Since on dev it uses all 56 GB of memory, you would need more than 56 free on live. How much exactly, I am not sure. But you can get a good estimate by running the different concurrent packages one at a time and add that up.
I don't think there is any way to simulate more memory or more CPU's on your dev environment to see how it will perform. A rough estimate, since you are doubling the resources available, it should run in half the time or better. But that is making a LOT of assumptions. For example, we are assuming that the available memory is double, not just the total. We are also assuming that the other CPU cores are running idle so doubling them gives you twice the processing space. We are also assuming that your queries can be handled across multiple threads. We are also assuming that all other running processes (including other SSIS packages) is identical between the two systems and other users, automated processes, etc. If, for example, a different SSIS package is running on LIVE at the same time as yours and it eats up 56 GB of memory and pegs 4 of the 8 cores, you are going to have identical performance (or possibly worse) on the live system.

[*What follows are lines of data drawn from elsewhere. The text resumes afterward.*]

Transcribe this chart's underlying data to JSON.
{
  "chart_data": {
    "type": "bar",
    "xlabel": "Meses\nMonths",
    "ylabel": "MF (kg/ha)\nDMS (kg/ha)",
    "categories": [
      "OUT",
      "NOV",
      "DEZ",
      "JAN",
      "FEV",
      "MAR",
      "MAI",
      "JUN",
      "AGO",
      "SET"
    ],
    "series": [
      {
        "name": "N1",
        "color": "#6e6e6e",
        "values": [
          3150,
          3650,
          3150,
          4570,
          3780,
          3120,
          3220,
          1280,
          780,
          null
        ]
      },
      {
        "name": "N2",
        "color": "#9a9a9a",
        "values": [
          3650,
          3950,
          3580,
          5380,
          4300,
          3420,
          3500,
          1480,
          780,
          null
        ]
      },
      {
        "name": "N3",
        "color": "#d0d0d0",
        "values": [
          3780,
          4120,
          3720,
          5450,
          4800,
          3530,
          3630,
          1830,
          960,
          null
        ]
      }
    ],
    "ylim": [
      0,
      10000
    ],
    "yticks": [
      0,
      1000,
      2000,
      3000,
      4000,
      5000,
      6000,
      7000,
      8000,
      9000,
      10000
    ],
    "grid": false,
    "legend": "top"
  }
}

Plus, it is assuming that it is using all 56 GB of memory on dev and not paging to disk. Once you bring in paging to disk, that can cause substantial performance hits. If you can reduce paging to disk, performance will be better (obviously). But your packages may be using 57 GB of memory or they may use 2 TB. If it needs substantially more memory than is available (such as 2 TB), doubling from 56 GB to 163 GB will not offer a huge benefit. It will offer a benefit, but it won't be substantial.
What I would do is determine how much each package that is being run concurrently uses (like if you have 32 pacakges that all need 2 GB of memory, as long as you have more than 64 GB free at package start time performance should be decent). Once you page to disk, I would expect a 10 times performance drop if not more; depending on your disk, SSD vs 10000 RPM vs 7200 RPM vs 5400 RPM vs FLASH memory vs USB vs ... plus all the different RAID setups you can do, can effect performance.
But to determine what your prod system can handle, it can handle 163 GB of data in memory and 8 cores doing processing at any given time. What I mean by that last bit is if you have 10 SSIS packages all doing calculations at the exact same time, at most 8 of those will be in the CPU at any given cycle and the other 2 (or more) will be be queued. BUT that memory and CPU is shared with everything else on the system. So if SQL Server is on there, it'll be using memory and CPU. Windows itself will use CPU and memory. Antivirus, backup, etc... anything running on there will be using resources.